“The queen is punishing Obsidian for the knife, isn’t she?” Cara glanced between Ander and me, looking for whichever of us would give an honest answer. Naturally, she looked longer to Ander.
I’d hoped to keep that guilt from settling on her. Now I admitted, “Yes.”
Ander and I shared a look. There was a difference between understanding the punishment and seeing shifters fight and fall and die.
But she was in our war. There was no preserving her innocence.
“Speaking of. I’d like my knife back,” Ander told her.
“You can’t use it,” she reminded him, but relief slipped across her face. She wanted to be free of it.
“I’ll have to find my own mortal.”
A brilliant idea. He seemed rather too attached to mine.
“I haven’t been to the eastern wall in years,” Ander said to me. “You, more recently.”
“Yes.”
Last year, when I’d been at the eastern wall, we’d been three clans deep, when Maura had fought at my side.

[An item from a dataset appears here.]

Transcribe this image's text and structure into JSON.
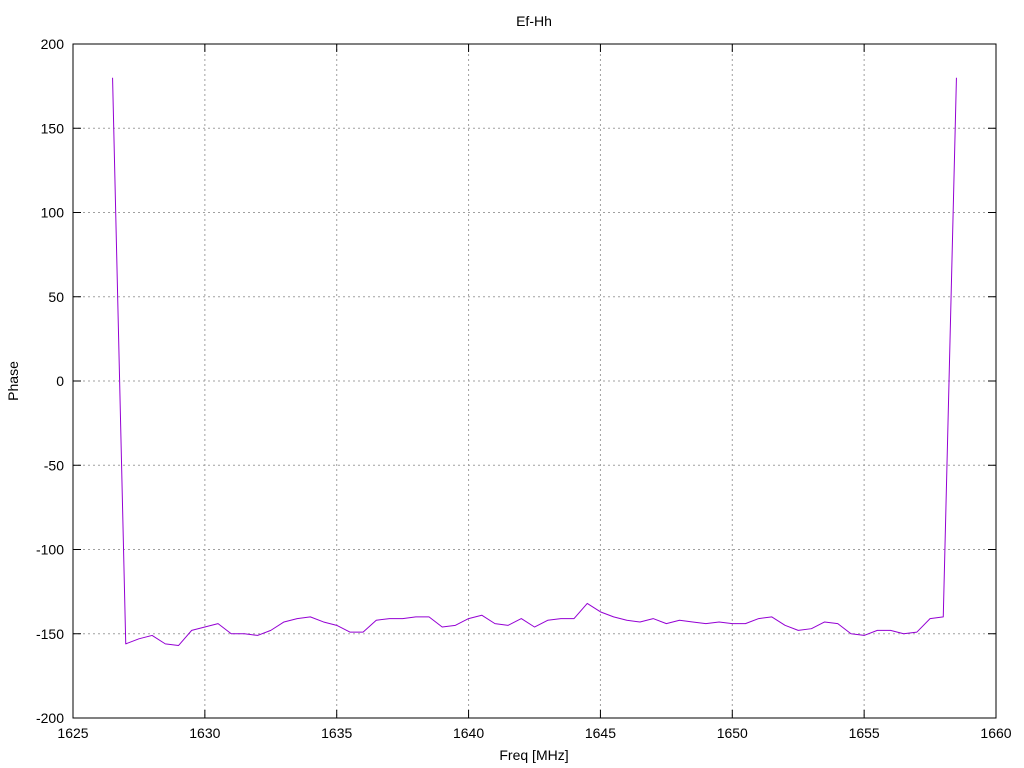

Cara had said our clans could unite. Did she truly see herself as one of us now?
Was she going to say goodbye to her family?
Or would she stay to protect those she had fought so hard to save?
For now, I was going to prepare my clan.
I was not going to think about Tesa’s lamp burning within her tent, and whether she could hear his voice.
Forty
Cara
Fear was with the clan, moving through the final checks, by the time I’d finished some distinctly fraught goodbyes. Lidi had been running wild around camp, so I still had to find her. Tay had been kind and concerned and slightly distant, and I’d been awkward in return. My mother had given me permission I didn’t need, alongside a hug that I did. It all felt rough and unfinished.
Bismyth, worn and dirty, was eating hastily as they stood, getting ready for another fight. Because that was what they did.
Tesa and Riven, masked and hooded, lingered in the shadows of the trees, waiting for Dairen and Inida to carry them with us. Corbyn had suggested that we bring our Nightwalkers—who still made his people uncomfortable—with us. I dreaded that meant Tesa would still be in Ander’s orbit. We could not keep them apart forever.
Kiegan bumped my shoulder, a bowl in his hand, and I almost leapt to hug him. “Kiegan!”
“What are you doing, kitten?” he demanded; the nickname was made less sweet by the way he spoke in a growl and the way he overacted his unwillingness to hug me back. I hung off his neck for a long beat before he sighed and wrapped his arms around me. “Orcs do not hug.”
“You’re only half-orc, and you’re all my friend,” I said because the sweetness would make him want to die.
He gave me a bleak look that made me smile. “I don’t remember asking you to be my friend.”
“That’s how it works. You were able to receive such a great gift without even asking. Friendship is the real miracle.”
He snorted and nudged his pack with his foot. He was eating out of a bowl, and there was less of the stew splattered on his face than usual. I wondered if he was trying to impress Anayla or Sera.
I had one more goodbye. I cast a worried glance over my shoulder at Bismyth, afraid they would leave me—I was not much use in a fight, and Fear might be protective of his flawed miracle—but I couldn’t leave without hugging Lidi.
I found her at the edge of camp, where the trees began, in the center of a cluster of children. They seemed to have made a magic shop out of flowers, ripped apart and carefully arranged on a large flat rock. Lidi and two other girls had their heads bent together, laughing.
She looked up and saw me, and her face opened. I caught her when she launched herself into my arms, rocking us back and forward as if I were comforting her. It was for my own sake.